When Byrd insisted on representing himself — never a good idea — the judge ordered a hearing on that request, but Byrd refused to come out of his cell. The marshals had to put him in restraints to secure his attendance at his own hearing. He also had to wear restraints at a later competency hearing.
In advance of other proceedings, Byrd told the marshals that he intended to urinate in the courtroom if they forced him to go to court.
Conway said Byrd also brazenly lied about the illegal gun in his case.
Byrd and someone identified as CR conspired to have CR testify at Byrd’s state court trial that the gun in question was his, not Byrd’s. That case ended in a mistrial, but federal agents later uncovered the conspiracy. Even so, Byrd tried to tell the same lie in federal court.
“To the jury’s credit, they rejected his perjurious testimony and unanimously found him guilty of all counts,” Conway said.
He also described numerous incidents in which Byrd threatened people while being held at the Allegheny County Jail, as well as uttering racial slurs, making sexual comments toward a nurse and threatening to throw urine on a jail officer.
U.S. marshals said they too had repeated clashes with Byrd during the case.
In October 2019, for instance, while he was being transported from a North Carolina prison to Pittsburgh for a hearing, he refused to get on a plane at Raleigh-Durham Airport.
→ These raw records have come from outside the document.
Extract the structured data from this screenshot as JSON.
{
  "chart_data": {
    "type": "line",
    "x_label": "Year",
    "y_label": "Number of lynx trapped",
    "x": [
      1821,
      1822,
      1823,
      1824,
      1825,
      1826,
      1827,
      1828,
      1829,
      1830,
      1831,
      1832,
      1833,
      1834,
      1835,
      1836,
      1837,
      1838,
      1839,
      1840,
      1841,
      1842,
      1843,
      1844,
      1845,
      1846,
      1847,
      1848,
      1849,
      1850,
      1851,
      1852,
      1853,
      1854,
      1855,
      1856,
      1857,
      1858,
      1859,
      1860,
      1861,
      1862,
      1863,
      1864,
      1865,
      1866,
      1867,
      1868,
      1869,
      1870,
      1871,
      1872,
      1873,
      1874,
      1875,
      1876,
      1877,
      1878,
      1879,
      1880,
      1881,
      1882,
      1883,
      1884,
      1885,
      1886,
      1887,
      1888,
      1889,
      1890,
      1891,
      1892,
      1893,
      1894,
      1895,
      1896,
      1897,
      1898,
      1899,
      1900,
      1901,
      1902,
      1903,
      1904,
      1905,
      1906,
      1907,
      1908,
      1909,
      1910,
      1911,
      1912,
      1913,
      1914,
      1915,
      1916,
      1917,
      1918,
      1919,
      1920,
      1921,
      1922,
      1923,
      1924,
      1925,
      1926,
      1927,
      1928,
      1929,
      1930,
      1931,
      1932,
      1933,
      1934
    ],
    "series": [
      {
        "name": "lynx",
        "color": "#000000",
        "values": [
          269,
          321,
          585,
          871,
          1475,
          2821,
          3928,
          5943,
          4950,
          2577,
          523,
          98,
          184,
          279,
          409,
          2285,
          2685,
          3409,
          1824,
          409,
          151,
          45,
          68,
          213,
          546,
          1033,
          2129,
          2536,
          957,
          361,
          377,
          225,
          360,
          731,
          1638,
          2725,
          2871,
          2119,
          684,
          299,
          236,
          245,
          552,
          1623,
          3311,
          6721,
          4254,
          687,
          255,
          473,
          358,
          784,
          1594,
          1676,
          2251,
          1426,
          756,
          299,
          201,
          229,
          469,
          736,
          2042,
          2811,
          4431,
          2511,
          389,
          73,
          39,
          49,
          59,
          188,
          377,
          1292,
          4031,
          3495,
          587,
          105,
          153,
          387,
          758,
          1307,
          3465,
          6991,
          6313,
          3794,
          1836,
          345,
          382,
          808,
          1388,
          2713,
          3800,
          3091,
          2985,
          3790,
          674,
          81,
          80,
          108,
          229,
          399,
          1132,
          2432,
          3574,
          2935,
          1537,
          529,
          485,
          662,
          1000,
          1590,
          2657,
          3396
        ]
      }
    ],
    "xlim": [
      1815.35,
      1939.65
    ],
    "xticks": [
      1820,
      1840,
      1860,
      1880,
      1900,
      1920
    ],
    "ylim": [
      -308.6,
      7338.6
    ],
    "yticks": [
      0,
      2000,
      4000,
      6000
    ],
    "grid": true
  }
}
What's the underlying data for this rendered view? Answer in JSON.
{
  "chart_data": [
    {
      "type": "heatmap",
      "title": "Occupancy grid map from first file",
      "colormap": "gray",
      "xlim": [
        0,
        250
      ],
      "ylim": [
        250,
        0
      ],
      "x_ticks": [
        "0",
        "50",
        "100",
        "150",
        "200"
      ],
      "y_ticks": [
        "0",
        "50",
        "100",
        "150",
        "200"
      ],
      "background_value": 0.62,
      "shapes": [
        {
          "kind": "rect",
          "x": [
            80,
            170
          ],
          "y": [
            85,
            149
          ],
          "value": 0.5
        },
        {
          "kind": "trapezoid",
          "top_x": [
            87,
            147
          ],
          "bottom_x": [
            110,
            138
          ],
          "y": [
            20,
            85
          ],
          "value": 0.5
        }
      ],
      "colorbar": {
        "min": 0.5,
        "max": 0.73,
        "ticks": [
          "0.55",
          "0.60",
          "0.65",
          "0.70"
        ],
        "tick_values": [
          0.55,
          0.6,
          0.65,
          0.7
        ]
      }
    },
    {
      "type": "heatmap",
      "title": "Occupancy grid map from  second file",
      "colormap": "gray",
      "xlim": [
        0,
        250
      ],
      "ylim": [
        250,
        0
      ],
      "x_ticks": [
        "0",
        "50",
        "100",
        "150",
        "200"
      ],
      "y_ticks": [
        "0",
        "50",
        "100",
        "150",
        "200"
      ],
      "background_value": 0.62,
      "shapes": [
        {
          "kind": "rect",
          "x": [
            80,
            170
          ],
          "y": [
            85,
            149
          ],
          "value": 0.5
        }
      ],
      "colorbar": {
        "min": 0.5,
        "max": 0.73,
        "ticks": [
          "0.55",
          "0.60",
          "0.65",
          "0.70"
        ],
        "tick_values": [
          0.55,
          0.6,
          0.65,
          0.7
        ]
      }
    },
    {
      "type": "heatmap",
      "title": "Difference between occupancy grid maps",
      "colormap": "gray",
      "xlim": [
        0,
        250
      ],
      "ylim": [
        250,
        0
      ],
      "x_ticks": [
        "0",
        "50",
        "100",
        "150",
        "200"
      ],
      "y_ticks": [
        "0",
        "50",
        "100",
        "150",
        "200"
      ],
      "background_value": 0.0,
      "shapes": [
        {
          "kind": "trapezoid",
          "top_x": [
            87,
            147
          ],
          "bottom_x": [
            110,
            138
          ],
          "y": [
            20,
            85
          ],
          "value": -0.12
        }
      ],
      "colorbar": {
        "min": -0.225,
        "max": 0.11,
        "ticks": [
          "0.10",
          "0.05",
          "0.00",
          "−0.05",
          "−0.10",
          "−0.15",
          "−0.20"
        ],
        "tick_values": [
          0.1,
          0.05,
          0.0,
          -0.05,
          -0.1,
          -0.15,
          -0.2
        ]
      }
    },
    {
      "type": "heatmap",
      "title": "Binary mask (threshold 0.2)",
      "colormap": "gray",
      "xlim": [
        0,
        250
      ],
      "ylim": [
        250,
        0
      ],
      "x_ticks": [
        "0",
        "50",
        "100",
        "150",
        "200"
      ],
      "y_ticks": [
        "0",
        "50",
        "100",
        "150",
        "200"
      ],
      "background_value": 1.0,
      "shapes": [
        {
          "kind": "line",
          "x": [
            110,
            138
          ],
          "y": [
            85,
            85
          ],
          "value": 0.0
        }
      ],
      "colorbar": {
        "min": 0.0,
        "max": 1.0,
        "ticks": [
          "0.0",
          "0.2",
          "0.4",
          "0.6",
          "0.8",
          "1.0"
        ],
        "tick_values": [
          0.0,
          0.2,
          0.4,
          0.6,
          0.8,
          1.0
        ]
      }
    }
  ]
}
He had to be carried aboard, where he started to smack the window with his head. The marshals eventually had to use a stun gun on him.
Conway said Byrd was similarly disruptive while being held in federal custody at the North Carolina facility for a mental health evaluation.
Then there was the lawyer punch.
Byrd and Schorr, a court-appointed attorney, had many disagreements during the case. During jury selection in July, Schorr had his back to Byrd when Byrd socked him from behind in a “cowardly” attack captured on courtroom video, Conway said.
“The defendant intended to cause considerable harm to his counsel, and it is only his counsel’s considerable physical stature that prevented a more serious injury,” Conway said.
He said that attack was particularly egregious because Schorr defends indigent defendants. Without lawyers like him, Conway said, the courts could not function.
“The message from the court should be clear,” he said. “The court will not tolerate assaults on defense counsel, and every defendant from this case forward should know that courts will punish such conduct severely.”